Pelayanan yang dikembangkan LPD di Bali pun sudah beragam, misalnya untuk pembayaran listrik, air, telepon. Kedepan juga dipersiapkan untuk melengkapi anjungan tunai mandiri (ATM). LPD yang didukung sepenuhnya oleh lembaga adat di Bali ini, kedepan tentu saja akan menjadi kekuatan yang dahsyat dalam mendukung perekonomian masyarakat dan daerah yang kaya akan potensi pariwisatanya itu.
Diakuinya, persoalan yang sedang dicari jalan keluarnya adalah mengenai sikap Bank Indonesia yang masih mempermasalahkan LPD sebagai bentuk usaha di luar perbankan. Namun persoalan itu diharapkannya tidak terus berlarut dan ditemukan solusi bijak karena LPD di Bali sangat bermanfaat membantu meringankan beban keluarga miskin di daerah itu. Dia berharap pemerintah bisa bersikap lebih arif dan bijaksana, misalnya dengan merangkul LPD dalam kelompok bisnis tersendiri yang diberikan izin seperti perbankan layaknya.
Kehadiran LPD di Bali diperhatikan tetap eksis di masa krisis finansial global. Evaluasi sementara yang dilakukan terhadap sejumlah LPD, perputaran uang berjalan lancar dengan terus melayani masyarakat serta dipercaya nasabah di desa adat masing-masing. LPD ini pun, lambat laun menjadi pesaing berat bagi bank konvensional, bank unit mikro, termasuk bank perkreditan rakyat. Namun persaingan ini benar-benar akan sehat karena LPD mempunyai segmen pasar tersendiri.
Yang menarik, LPD bisa disebut “Grameen Bank”nya Provinsi Bali. Jika saja Muhammad Yunus dan Grameen Bank (Bank Desa) dari Bangladesh tahu bahwa Bali punya LPD, Muhammad Yunus mungkin akan tak sungkan datang ke Bali untuk menyamakan visi mengentaskan kemiskinan masyarakat dunia.
Memang, lingkup LPD terbatas hanya di Pulau Bali dan di sejumlah desa adat yang membuat gaungnya terbatas. Grameen Bank telah merambah ke seluruh negara Bangladesh dan beberapa negara lainnya. Namun demikian, pengamatan penulis, dari sisi kinerja, LPD boleh dibandingkan dengan bank sekaliber swasta nasional. Debitor-debitor LPD sangat taat waktu. Mereka tahu diri kapan saat membayar kembali kreditnya. Hal itu tentu saja dilakukan, sebab jika terlambat membayar atau tidak mau membayar sama sekali, maka sanksi adat setempat akan berperan. Debitor akan disidangkan dimuka tokoh-tokoh adat dan masyarakat hingga membuat mereka malu. Dan mereka menanggungnya sebagai beban sosial dan adat di masyarakat. Taruhannya, setiap kredit yang macet di LPD akan dikenakan sanksi tidak mendapat jatah makam (kuburan) di desa.
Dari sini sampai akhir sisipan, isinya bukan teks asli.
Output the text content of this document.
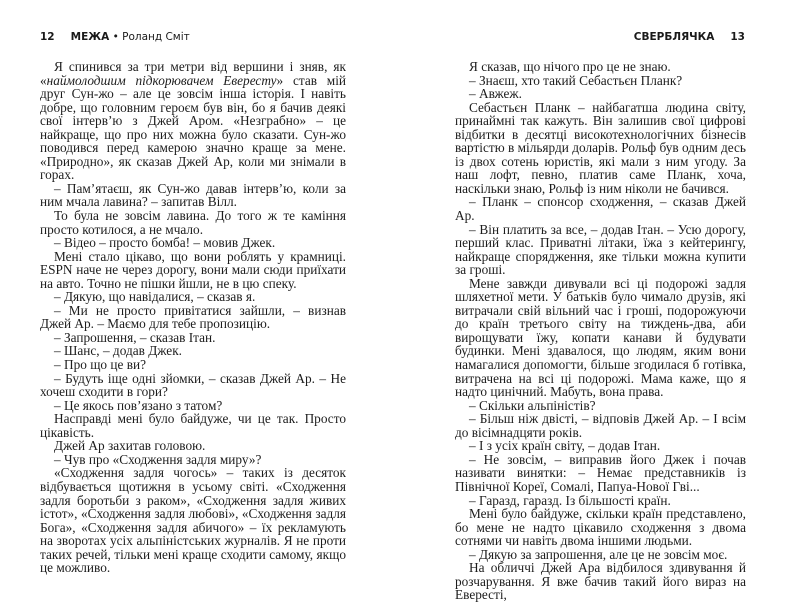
12 МЕЖА • Роланд Сміт

Я спинився за три метри від вершини і зняв, як «наймолодшим підкорювачем Евересту» став мій друг Сун-жо – але це зовсім інша історія. І навіть добре, що головним героєм був він, бо я бачив деякі свої інтерв’ю з Джей Аром. «Незграбно» – це найкраще, що про них можна було сказати. Сун-жо поводився перед камерою значно краще за мене. «Природно», як сказав Джей Ар, коли ми знімали в горах.

– Пам’ятаєш, як Сун-жо давав інтерв’ю, коли за ним мчала лавина? – запитав Вілл.

То була не зовсім лавина. До того ж те каміння просто котилося, а не мчало.

– Відео – просто бомба! – мовив Джек.

Мені стало цікаво, що вони роблять у крамниці. ESPN наче не через дорогу, вони мали сюди приїхати на авто. Точно не пішки йшли, не в цю спеку.

– Дякую, що навідалися, – сказав я.

– Ми не просто привітатися зайшли, – визнав Джей Ар. – Маємо для тебе пропозицію.

– Запрошення, – сказав Ітан.

– Шанс, – додав Джек.

– Про що це ви?

– Будуть іще одні зйомки, – сказав Джей Ар. – Не хочеш сходити в гори?

– Це якось пов’язано з татом?

Насправді мені було байдуже, чи це так. Просто цікавість.

Джей Ар захитав головою.

– Чув про «Сходження задля миру»?

«Сходження задля чогось» – таких із десяток відбувається щотижня в усьому світі. «Сходження задля боротьби з раком», «Сходження задля живих істот», «Сходження задля любові», «Сходження задля Бога», «Сходження задля абичого» – їх рекламують на зворотах усіх альпіністських журналів. Я не проти таких речей, тільки мені краще сходити самому, якщо це можливо.

СВЕРБЛЯЧКА 13

Я сказав, що нічого про це не знаю.

– Знаєш, хто такий Себастьєн Планк?

– Авжеж.

Себастьєн Планк – найбагатша людина світу, принаймні так кажуть. Він залишив свої цифрові відбитки в десятці високотехнологічних бізнесів вартістю в мільярди доларів. Рольф був одним десь із двох сотень юристів, які мали з ним угоду. За наш лофт, певно, платив саме Планк, хоча, наскільки знаю, Рольф із ним ніколи не бачився.

– Планк – спонсор сходження, – сказав Джей Ар.

– Він платить за все, – додав Ітан. – Усю дорогу, перший клас. Приватні літаки, їжа з кейтерингу, найкраще спорядження, яке тільки можна купити за гроші.

Мене завжди дивували всі ці подорожі задля шляхетної мети. У батьків було чимало друзів, які витрачали свій вільний час і гроші, подорожуючи до країн третього світу на тиждень-два, аби вирощувати їжу, копати канави й будувати будинки. Мені здавалося, що людям, яким вони намагалися допомогти, більше згодилася б готівка, витрачена на всі ці подорожі. Мама каже, що я надто цинічний. Мабуть, вона права.

– Скільки альпіністів?

– Більш ніж двісті, – відповів Джей Ар. – І всім до вісімнадцяти років.

– І з усіх країн світу, – додав Ітан.

– Не зовсім, – виправив його Джек і почав називати винятки: – Немає представників із Північної Кореї, Сомалі, Папуа-Нової Гві...

– Гаразд, гаразд. Із більшості країн.

Мені було байдуже, скільки країн представлено, бо мене не надто цікавило сходження з двома сотнями чи навіть двома іншими людьми.

– Дякую за запрошення, але це не зовсім моє.

На обличчі Джей Ара відбилося здивування й розчарування. Я вже бачив такий його вираз на Евересті,
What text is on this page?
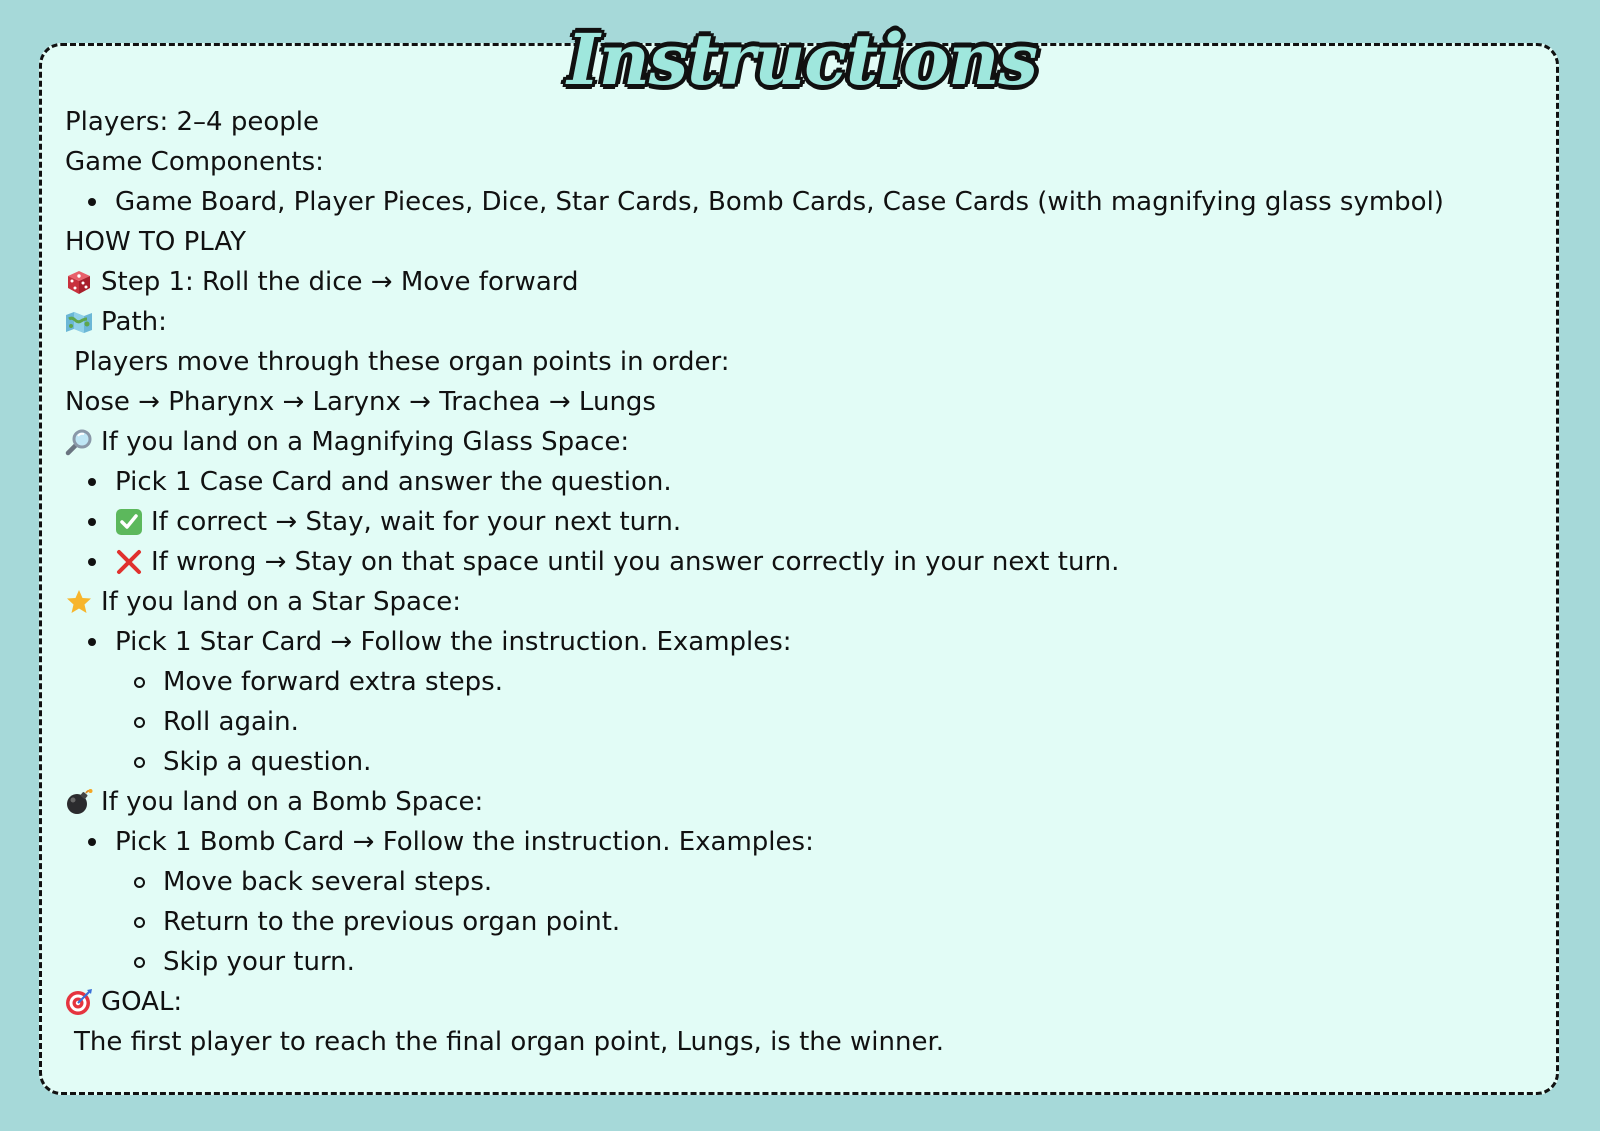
Instructions
Players: 2–4 people
Game Components:
Game Board, Player Pieces, Dice, Star Cards, Bomb Cards, Case Cards (with magnifying glass symbol)
HOW TO PLAY
Step 1: Roll the dice → Move forward
Path:
Players move through these organ points in order:
Nose → Pharynx → Larynx → Trachea → Lungs
If you land on a Magnifying Glass Space:
Pick 1 Case Card and answer the question.
If correct → Stay, wait for your next turn.
If wrong → Stay on that space until you answer correctly in your next turn.
If you land on a Star Space:
Pick 1 Star Card → Follow the instruction. Examples:
Move forward extra steps.
Roll again.
Skip a question.
If you land on a Bomb Space:
Pick 1 Bomb Card → Follow the instruction. Examples:
Move back several steps.
Return to the previous organ point.
Skip your turn.
GOAL:
The first player to reach the final organ point, Lungs, is the winner.
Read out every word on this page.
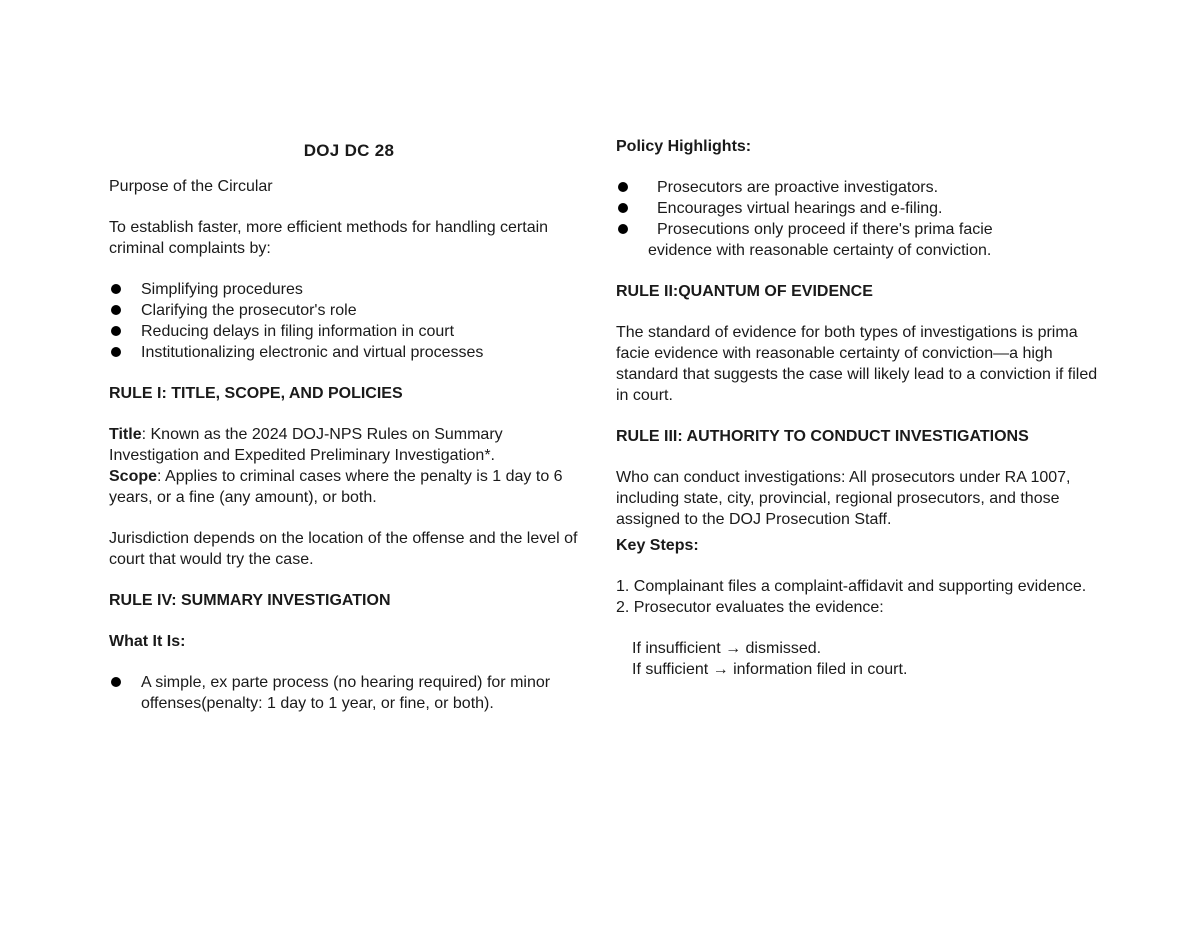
DOJ DC 28

Purpose of the Circular

To establish faster, more efficient methods for handling certain criminal complaints by:

Simplifying procedures
Clarifying the prosecutor's role
Reducing delays in filing information in court
Institutionalizing electronic and virtual processes

RULE I: TITLE, SCOPE, AND POLICIES

Title: Known as the 2024 DOJ-NPS Rules on Summary Investigation and Expedited Preliminary Investigation*.

Scope: Applies to criminal cases where the penalty is 1 day to 6 years, or a fine (any amount), or both.

Jurisdiction depends on the location of the offense and the level of court that would try the case.

RULE IV: SUMMARY INVESTIGATION

What It Is:

A simple, ex parte process (no hearing required) for minor offenses(penalty: 1 day to 1 year, or fine, or both).

Policy Highlights:

Prosecutors are proactive investigators.
Encourages virtual hearings and e-filing.
Prosecutions only proceed if there's prima facie
evidence with reasonable certainty of conviction.

RULE II:QUANTUM OF EVIDENCE

The standard of evidence for both types of investigations is prima facie evidence with reasonable certainty of conviction—a high standard that suggests the case will likely lead to a conviction if filed in court.

RULE III: AUTHORITY TO CONDUCT INVESTIGATIONS

Who can conduct investigations: All prosecutors under RA 1007, including state, city, provincial, regional prosecutors, and those assigned to the DOJ Prosecution Staff.

Key Steps:

1. Complainant files a complaint-affidavit and supporting evidence.

2. Prosecutor evaluates the evidence:

If insufficient → dismissed.

If sufficient → information filed in court.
Sanksi adat ini membuat bulu kuduk segenap debitur LPD merinding. Masalah status dan harga diri sangat terkait dengan tersedianya makam. Mau di mana lagi mereka dimakamkan selain di desa adat? Di pulau yang dijuluki Pulau Dewata dan tempat di mana adat masih dipegang teguh, tanah tempat kelahiran adalah tempat terbaik untuk istirahat abadi. Layaknya adat di Sumatera Barat, yang melanggar adat maka mereka bisa dibuang sepanjang adat.
Kuatnya sanksi adat ini, LPD pun diklaim sebagai salah satu lembaga pembiayaan sehat yang terhindar dari cengkeraman kredit macet. Menurut Kabid Sosial Budaya pada Bappeda Bali, Dewa Brata, setiap tahunnya masalah kredit macet dibawah nol persen, bahkan bisa dikatakan tidak ada sama sekali.
Secara ukuran-ukuran keuangan, LPD bisa jadi salah satu lembaga pembiayaan keuangan nonbank terkecil di Indonesia. Dasar hukumnya hanya ditarik dari Peraturan Provinsi Bali Nomor 8/2002 yang mengartikan LPD sebagai perusahaan milik desa dan sebagian dari aset desa. Wewenang mengeluarkan izin, mengatur dan mengawasi semua LPD diatur sepenuhnya oleh Gubernur.
Penggalangan simpanan dibatasi dari masyarakat desa saja. Wilayah kerja satu LPD setara dengan wilayah administratif satu desa adat di Bali. Salah satu LPD di Bali, yaitu LPD Desa Ketewel, awal mula berdiri (tahun 1991) hanya memiliki aset Rp2 juta, sedangkan sekarang telah punya aset Rp30 miliar. Ini tentu saja pencapaian sukses yang luar biasa.
Kemandirian LPD di Bali menyebabkan LPD tidak hanya menunggu bola, melainkan mereka juga menjemput bola mendatangi nasabahnya. Beberapa nasabah mengaku rumah mereka dikunjungi petugas LPD untuk menawarkan layanan yang diberikan. Konsumen yang diincar LPD umumnya adalah para penduduk desa dan pedagang pasar dari luar desa adat. Umumnya masyarakat yang berkenan menjadi nasabah LPD alasan utama adalah mereka butuh pinjaman untuk pengembangan usaha.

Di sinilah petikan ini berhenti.